The underground leach mining process is different from traditional open-pit mines since it occurs in the groundwater itself when chemicals are injected into the aquifer to dissolve the ore and is then pumped out.

"How can this not possibly threaten our water supply," said Tsosie. "And many of our sacred sites are near these wells."

Tsosie and others have brought their case to Washington, where in hearings before the Nuclear Regulatory Commission, they have tried to revoke the company's permit to mine in the area and a ruling was expected next month.

Indigenous groups in other regions of the world, also are fighting proposed mines on their lands. Australian aboriginal leaders are leading a national campaign against one of the world's largest uranium deposits - known as Jabiluka.
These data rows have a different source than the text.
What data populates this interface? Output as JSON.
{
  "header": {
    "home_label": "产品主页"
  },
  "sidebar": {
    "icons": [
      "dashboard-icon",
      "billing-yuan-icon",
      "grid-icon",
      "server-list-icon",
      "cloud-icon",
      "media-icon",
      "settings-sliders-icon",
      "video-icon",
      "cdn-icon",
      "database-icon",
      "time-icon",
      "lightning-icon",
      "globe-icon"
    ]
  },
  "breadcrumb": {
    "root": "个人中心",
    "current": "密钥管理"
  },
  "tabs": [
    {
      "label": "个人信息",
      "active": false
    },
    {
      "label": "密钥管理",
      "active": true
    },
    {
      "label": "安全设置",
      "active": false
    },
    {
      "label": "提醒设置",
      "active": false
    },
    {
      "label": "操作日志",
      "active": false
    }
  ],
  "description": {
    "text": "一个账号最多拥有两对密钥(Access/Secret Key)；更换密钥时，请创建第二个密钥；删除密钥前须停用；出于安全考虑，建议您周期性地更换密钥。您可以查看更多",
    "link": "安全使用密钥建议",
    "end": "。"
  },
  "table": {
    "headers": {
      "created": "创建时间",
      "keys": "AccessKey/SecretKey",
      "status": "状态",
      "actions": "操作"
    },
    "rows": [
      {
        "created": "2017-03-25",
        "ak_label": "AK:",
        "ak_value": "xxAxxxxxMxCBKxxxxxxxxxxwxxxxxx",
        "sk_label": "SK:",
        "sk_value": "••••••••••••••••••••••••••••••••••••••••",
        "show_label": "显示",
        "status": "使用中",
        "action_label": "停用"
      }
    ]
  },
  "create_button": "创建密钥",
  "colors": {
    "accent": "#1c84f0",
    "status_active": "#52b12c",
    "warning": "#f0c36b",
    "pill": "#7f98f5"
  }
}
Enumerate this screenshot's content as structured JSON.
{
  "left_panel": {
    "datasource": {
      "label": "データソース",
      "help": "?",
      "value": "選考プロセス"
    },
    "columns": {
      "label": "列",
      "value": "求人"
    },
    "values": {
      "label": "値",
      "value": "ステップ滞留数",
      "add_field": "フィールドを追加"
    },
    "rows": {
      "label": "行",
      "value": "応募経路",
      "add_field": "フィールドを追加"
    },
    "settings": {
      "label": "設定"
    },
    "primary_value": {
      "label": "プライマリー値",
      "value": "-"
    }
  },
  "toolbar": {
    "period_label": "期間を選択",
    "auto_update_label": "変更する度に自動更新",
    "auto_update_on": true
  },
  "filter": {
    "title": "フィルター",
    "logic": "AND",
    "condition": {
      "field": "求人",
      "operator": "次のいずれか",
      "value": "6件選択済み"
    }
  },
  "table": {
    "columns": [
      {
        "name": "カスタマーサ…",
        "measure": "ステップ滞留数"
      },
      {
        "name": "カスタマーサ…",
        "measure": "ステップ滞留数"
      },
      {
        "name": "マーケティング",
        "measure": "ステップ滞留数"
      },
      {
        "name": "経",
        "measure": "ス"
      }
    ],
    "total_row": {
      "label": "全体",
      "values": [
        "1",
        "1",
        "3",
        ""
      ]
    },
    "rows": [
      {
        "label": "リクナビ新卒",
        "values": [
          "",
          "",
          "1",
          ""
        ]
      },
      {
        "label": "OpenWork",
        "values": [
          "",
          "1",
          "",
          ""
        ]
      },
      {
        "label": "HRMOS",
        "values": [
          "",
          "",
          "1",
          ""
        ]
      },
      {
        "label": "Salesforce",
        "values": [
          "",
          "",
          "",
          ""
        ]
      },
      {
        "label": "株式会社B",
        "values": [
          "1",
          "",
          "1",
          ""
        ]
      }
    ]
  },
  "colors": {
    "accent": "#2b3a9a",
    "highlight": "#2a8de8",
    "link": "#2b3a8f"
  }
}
Located on land that is traditionally owned by the Mirrar indigenous people in the Northern Territory region of the country, the mine is surrounded by the country's largest national parklands.

Famous for its biological diversity, Kakadu Park is has been designated a World Heritage Site by the United Nations. "The environment is part of us, so any damage to the land is damage to us," said Jacqui Katona, an Australian aboriginal woman, on of the leaders of the fight against the mine. (IPS)

The above article by the Inter Press Service appeared in the South-North Development Monitor (SUNS).